Mr Uniatz coughed, peering at him through the darkness with troubled intensity.

"I dunno, boss," he said anxiously. "I never hoid of dis invisible rye. Is dat what de guy has in de bottles in his—"

"Yes, that's it," said the Saint with magnificent presence of mind. "You go on an invisible jag on it and end up by seeing invisible pink elephants. It saves any amount of trouble. Now get hold of your Betsy and shut up, because there may be invisible ears."

The lane ran between almost vertical grass banks topped by stiff thorn hedges, and it was so narrow that a car driven down it would have had no more than a few inches clearance on either side. The car that came up it from the road must have been driven by someone who knew his margins with the accuracy of long experience, for it swooped out of the night so swiftly and suddenly that the Saint's hearing had scarcely made him aware of its approach when it was almost on top of them, its headlights turning the lane into a trench of blinding light. Simon had an instant of desperate indecision while he reckoned their chance of scaling the steep hedge-topped banks and realized that they could never do it in time; and then he wheeled to face the danger with his hand leaping to his gun, Hoppy's movement was even quicker, but it was still too late. Another light sprang up dazzlingly from behind the gates just ahead of them: they were trapped between the two opposing broadsides of eye-searing brilliance and the two high walls of the lane as if they had been caught in a box, and Simon knew without any possibility of self-deception that they were helplessly at the mercy of the men behind the lights.

"Put your hands up," ordered a new voice from the car, and the Saint acknowledged to himself how completely and beautifully he had been had.

X

"I might have known you'd be a great organizer, brother," murmured the Saint as he led the way obediently into the library of Gad Cliff House with his hands held high in the air. "But you were certainly in form tonight."

The compliment was perfectly sincere. When Simon Templar fell into traps he liked them to be good ones for the sake of his own self-esteem; and the one he had just walked into so docilely struck him as being a highly satisfactory specimen from every point of view.

It was all so neat and simple and psychologically watertight, once you were let into the secret. He had kept his first appointment with Brenda Marlow as anyone would have known he would. He had been duly suspicious of the second appointment at the crossroads in East Lulworth as he was meant to be. He had accepted it merely as a confirmation of those suspicions when Jopley arrived with the warning of the machine-gun party — exactly as he was meant to do. And with the memory of the proposition he had made to Jopley the night before still fresh in his mind, the rest of the machinery had run like clockwork. He had been so completely disarmed that even Jopley's well-simulated reluctance to lead him into the very trap he was meant to be led into was almost a superfluous finishing touch. A good trap was something that the Saint could always appreciate with professional interest; but a trap within a trap was a refinement to remember. He had announced himself as being in the market for bait, and verily he had swallowed everything that was offered him.
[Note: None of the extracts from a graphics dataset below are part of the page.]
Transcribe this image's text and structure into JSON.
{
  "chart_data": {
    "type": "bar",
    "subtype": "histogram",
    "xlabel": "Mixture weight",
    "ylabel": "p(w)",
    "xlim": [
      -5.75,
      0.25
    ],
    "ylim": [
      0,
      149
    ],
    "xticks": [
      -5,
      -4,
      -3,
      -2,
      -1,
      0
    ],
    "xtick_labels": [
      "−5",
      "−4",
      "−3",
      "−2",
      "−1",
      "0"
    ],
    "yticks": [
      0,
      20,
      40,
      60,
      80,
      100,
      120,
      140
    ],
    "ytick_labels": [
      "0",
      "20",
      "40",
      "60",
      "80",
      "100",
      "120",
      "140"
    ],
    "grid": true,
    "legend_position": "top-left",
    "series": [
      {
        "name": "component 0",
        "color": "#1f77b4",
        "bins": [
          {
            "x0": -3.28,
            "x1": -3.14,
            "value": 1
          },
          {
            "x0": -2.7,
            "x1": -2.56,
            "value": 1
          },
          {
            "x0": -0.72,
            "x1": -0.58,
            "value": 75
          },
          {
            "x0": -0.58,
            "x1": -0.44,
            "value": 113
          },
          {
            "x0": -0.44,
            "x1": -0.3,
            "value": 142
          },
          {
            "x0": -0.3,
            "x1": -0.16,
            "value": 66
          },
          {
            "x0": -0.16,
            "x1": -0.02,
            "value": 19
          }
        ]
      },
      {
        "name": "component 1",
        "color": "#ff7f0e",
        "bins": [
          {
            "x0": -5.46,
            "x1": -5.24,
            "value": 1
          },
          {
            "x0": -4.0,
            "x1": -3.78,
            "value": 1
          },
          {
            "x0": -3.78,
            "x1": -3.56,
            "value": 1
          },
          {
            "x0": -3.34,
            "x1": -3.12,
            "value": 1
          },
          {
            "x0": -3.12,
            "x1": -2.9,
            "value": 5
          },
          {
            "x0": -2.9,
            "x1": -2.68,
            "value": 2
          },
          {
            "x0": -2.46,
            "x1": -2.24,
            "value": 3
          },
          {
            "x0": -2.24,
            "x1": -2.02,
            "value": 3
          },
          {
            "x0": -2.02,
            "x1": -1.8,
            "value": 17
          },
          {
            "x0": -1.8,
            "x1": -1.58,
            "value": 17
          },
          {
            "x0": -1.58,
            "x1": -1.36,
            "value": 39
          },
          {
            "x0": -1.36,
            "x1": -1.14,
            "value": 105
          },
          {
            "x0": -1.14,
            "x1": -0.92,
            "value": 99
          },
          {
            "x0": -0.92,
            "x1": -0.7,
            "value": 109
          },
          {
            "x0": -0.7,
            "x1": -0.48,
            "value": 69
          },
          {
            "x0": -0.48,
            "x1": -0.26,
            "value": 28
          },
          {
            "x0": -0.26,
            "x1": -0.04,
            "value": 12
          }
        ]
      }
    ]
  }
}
Simon admitted the fact and went on from there. They were in the soup, but even if it was good soup it was no place to stay in. He reckoned the odds dispassionately. Their guns had been taken away from them, but his knife had escaped the search. That was the only asset he could find on his own side — that, and whatever his own quickness of thought was worth, which on its recent showing didn't seem to be very much. And yet no one who looked at him would have seen a trace of the grim concentration that was driving his brain on a fierce, defiant search for the inspiration that would turn the tables again.